If the experts make the case for redesigning helmets and equipping troopers with ground gear to prevent brain damage, Taylor and others who have pushed the Pentagon into fielding body armor and IED-resistant vehicles almost certainly will demand that the Pentagon do more to safeguard the brains of deployed service people.
Taylor said there is still time for the Senate to add language to its fiscal 2009 defense authorization bill to finance protective gear for the brain if the case is made by the experts.
The House has already passed its authorization bill but could go along during the conference on the two measures with whatever traumatic brain injury language the Senate passed.
"I was not aware of the scale of the problem," Taylor told me.
Beside the disclosures about TBI in MIT's technical journal, the Rand Corp. think tank in a recent report on the invisible wounds suffered by GIs in Afghanistan and Iraq estimated "that approximately 300,000 individuals currently suffer from post traumatic stress disorder or major depression and that 320,000 individuals experienced a probable TBI during deployment."
Despite all the talk in Congress and the Bush administration about giving our GIs top-notch health care, the Rand study concluded that "of those who have a mental disorder and also sought medical care for that problem, just over half received a minimally adequate treatment."
Since the military forces in Afghanistan and Iraq are young, the government will be obligated to treat their invisible wounds for 50 years or more. The cost of that care is incalculable but will certainly be in the high billions of dollars.
Rand estimated that the cost of treating one trooper's TBI problems could run as high as $408,517 a year in 2007 dollars.

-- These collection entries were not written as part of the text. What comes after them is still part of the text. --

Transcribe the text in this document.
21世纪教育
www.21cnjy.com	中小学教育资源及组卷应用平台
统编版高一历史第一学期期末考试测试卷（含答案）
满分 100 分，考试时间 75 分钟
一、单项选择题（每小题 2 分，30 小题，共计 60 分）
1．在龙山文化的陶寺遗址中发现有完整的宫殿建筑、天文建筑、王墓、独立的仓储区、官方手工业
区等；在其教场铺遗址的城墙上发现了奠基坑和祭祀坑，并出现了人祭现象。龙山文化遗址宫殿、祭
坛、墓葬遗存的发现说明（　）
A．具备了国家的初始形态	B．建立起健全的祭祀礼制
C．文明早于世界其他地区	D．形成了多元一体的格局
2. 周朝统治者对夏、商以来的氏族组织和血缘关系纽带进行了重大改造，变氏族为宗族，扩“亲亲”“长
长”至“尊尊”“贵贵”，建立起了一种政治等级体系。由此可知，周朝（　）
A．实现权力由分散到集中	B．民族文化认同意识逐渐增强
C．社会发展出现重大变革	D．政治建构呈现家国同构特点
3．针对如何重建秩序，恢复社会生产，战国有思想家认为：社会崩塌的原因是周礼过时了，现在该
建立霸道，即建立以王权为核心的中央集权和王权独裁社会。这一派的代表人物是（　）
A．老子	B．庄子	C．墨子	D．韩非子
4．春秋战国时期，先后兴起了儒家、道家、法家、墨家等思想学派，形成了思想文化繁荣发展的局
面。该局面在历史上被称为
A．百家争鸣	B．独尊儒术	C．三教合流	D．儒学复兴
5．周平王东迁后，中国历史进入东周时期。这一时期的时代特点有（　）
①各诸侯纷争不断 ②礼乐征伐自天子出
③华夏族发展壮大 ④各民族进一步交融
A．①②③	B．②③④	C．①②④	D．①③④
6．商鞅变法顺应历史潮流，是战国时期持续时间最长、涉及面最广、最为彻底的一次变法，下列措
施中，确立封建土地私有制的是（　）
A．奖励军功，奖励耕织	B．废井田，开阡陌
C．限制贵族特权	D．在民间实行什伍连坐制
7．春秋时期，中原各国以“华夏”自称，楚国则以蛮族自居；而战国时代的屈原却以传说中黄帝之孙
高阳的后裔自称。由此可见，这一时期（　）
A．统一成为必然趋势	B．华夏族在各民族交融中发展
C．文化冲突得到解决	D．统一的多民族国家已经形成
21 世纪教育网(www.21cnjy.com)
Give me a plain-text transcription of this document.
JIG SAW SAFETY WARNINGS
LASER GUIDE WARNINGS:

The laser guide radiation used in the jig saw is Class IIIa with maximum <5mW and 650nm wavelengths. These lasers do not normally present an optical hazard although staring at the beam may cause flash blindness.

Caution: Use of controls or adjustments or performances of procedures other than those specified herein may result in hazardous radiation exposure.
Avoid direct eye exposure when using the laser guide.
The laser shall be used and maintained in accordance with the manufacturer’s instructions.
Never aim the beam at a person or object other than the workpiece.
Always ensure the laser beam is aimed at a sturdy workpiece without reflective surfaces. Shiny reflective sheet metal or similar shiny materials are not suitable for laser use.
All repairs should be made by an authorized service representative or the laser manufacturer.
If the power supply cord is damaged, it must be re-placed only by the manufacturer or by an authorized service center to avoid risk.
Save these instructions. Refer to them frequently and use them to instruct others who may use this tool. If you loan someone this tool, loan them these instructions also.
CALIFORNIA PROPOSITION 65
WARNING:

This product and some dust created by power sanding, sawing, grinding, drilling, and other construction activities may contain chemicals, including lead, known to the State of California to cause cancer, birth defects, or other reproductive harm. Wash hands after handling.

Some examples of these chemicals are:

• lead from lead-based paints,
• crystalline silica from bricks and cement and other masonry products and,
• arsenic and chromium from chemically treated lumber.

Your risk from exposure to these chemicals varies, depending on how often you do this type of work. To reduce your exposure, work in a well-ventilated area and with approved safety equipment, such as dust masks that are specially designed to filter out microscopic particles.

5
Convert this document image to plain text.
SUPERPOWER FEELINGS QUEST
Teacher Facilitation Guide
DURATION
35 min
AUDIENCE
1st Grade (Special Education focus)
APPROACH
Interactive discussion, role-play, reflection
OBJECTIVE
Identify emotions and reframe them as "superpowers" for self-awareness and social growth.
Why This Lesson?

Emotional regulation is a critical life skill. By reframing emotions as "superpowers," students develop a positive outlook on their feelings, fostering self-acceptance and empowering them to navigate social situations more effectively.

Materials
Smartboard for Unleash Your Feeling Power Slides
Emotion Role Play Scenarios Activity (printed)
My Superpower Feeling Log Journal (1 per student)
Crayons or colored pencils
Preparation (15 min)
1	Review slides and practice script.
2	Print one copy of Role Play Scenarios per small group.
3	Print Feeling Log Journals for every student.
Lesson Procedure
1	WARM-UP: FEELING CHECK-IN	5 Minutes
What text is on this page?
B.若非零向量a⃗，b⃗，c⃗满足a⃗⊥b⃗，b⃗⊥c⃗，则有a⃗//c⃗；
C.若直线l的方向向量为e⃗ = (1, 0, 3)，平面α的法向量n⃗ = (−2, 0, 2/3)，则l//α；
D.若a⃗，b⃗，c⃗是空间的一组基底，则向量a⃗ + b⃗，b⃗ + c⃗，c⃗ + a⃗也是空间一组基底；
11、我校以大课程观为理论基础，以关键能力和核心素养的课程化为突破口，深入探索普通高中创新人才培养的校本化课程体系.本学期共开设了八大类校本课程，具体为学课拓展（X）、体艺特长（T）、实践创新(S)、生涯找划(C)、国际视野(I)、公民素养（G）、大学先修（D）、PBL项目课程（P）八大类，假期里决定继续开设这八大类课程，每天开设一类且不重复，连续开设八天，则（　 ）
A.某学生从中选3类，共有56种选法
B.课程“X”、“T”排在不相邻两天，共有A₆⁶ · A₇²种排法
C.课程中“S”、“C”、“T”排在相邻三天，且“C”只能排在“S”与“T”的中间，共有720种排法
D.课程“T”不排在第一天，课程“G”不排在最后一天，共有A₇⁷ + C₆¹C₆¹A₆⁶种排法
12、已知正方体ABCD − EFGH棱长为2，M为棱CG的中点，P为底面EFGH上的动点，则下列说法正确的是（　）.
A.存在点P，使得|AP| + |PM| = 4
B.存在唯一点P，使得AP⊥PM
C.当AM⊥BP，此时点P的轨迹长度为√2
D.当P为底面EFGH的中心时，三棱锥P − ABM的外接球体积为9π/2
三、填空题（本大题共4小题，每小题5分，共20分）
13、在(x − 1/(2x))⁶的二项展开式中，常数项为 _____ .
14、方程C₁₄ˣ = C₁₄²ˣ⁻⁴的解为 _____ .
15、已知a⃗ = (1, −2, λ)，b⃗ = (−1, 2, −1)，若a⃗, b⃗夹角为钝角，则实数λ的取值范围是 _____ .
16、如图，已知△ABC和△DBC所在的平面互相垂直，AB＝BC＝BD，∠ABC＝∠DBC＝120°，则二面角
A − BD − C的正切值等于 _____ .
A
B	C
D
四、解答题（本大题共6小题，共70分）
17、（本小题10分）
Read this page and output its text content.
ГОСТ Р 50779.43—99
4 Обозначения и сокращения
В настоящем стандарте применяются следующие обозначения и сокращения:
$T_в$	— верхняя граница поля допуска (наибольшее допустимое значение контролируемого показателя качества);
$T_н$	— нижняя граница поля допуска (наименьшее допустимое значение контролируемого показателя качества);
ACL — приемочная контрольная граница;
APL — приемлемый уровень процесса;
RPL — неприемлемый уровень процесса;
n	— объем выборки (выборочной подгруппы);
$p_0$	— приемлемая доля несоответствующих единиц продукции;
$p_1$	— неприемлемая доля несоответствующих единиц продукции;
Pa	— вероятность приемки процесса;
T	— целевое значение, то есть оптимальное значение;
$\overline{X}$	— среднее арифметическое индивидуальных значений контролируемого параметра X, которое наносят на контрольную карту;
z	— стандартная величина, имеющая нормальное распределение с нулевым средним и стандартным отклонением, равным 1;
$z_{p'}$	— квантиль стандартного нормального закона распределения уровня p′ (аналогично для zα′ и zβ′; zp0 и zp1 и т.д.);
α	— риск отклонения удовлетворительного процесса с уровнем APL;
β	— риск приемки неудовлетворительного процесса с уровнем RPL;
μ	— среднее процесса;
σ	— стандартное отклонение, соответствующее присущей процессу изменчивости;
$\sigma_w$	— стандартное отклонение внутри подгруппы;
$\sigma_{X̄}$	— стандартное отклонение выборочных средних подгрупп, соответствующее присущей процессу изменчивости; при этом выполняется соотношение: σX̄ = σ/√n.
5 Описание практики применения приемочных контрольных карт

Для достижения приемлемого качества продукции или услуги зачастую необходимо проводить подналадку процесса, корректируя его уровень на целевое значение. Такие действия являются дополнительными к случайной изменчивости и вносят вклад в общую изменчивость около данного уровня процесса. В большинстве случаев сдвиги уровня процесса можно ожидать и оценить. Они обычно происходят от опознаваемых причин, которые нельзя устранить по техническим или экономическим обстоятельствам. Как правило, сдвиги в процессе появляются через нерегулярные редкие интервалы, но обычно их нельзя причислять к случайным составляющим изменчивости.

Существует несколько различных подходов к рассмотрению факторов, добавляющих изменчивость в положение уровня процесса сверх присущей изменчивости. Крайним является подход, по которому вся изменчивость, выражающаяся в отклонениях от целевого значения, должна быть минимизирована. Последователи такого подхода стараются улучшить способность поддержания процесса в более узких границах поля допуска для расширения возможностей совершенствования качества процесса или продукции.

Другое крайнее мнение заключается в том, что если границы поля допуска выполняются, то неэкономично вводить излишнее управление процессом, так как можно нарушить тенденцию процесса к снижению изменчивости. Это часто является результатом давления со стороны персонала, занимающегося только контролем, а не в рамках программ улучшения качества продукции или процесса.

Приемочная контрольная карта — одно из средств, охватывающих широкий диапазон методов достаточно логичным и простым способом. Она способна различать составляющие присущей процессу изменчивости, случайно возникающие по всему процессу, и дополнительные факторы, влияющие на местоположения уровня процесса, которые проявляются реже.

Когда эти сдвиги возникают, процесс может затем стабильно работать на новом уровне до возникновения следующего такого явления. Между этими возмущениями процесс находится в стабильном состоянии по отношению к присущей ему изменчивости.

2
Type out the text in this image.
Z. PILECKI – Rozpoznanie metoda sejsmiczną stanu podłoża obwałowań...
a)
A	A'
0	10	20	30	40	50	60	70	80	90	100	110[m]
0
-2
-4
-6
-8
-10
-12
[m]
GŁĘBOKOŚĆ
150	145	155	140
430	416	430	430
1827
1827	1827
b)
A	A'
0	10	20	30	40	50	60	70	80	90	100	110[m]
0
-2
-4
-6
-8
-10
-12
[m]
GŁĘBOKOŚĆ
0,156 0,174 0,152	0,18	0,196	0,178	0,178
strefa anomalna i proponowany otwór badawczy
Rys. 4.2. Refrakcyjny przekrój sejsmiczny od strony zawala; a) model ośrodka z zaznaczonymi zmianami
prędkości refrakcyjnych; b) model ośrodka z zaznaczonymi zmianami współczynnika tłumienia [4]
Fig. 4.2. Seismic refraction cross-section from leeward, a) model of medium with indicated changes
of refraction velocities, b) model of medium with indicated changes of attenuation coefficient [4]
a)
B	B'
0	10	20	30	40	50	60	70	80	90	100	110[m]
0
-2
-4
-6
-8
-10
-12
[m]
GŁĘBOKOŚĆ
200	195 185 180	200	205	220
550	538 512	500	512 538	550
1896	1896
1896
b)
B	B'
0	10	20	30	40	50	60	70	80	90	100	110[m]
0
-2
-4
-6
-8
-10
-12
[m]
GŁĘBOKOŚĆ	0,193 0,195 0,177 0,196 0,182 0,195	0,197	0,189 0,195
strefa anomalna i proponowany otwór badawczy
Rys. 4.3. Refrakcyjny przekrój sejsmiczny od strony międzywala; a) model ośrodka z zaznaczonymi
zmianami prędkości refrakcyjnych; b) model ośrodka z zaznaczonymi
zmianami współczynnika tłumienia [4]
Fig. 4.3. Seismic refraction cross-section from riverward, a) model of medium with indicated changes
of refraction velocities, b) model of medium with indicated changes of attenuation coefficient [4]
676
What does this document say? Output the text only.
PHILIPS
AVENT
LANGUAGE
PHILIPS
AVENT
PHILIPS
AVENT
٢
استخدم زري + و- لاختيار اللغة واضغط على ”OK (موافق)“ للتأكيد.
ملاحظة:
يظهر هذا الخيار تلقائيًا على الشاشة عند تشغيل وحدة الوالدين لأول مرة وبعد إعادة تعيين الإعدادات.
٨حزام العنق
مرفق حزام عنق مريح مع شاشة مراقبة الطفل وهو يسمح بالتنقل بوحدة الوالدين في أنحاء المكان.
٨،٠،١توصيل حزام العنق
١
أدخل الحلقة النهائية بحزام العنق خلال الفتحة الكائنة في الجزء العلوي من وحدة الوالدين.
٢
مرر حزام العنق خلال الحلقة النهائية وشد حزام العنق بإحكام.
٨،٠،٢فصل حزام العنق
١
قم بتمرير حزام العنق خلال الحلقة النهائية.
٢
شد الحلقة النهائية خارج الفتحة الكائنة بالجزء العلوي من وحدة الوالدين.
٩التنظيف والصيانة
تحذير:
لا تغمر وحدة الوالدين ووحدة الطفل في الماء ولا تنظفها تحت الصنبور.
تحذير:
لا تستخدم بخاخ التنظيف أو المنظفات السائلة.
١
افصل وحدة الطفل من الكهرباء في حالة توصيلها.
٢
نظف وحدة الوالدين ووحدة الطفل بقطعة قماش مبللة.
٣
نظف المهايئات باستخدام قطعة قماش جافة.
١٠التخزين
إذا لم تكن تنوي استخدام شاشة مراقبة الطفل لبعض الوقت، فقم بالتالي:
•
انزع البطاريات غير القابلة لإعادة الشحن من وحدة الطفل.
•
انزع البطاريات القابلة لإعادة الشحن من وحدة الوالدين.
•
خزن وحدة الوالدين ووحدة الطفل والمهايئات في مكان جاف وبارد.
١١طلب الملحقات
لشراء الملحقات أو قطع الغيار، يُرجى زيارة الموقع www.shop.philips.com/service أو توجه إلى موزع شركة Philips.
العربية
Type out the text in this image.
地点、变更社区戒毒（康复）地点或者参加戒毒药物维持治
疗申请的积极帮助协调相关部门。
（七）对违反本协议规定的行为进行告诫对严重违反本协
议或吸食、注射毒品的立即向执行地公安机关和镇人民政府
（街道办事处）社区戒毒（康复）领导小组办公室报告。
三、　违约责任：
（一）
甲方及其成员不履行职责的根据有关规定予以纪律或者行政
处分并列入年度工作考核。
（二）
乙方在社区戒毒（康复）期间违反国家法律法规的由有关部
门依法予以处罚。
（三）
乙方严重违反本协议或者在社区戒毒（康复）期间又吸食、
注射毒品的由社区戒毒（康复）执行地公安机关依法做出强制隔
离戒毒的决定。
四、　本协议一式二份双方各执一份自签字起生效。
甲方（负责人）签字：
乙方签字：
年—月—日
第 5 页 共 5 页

Several non-government physicians I have interviewed while investigating PTSD and TBI predicted the public and private health agencies will be overwhelmed as they try to treat thousands of Afghan and Iraqi veterans suffering from those invisible wounds.
The government will be driven by veterans' needs into a national healthcare system, they further predicted, whether physicians and drug companies like it or not.
In the meantime, it should soon become obvious to all the lawmakers, not just Taylor and his allies, that prevention of invisible wounds is the best cure.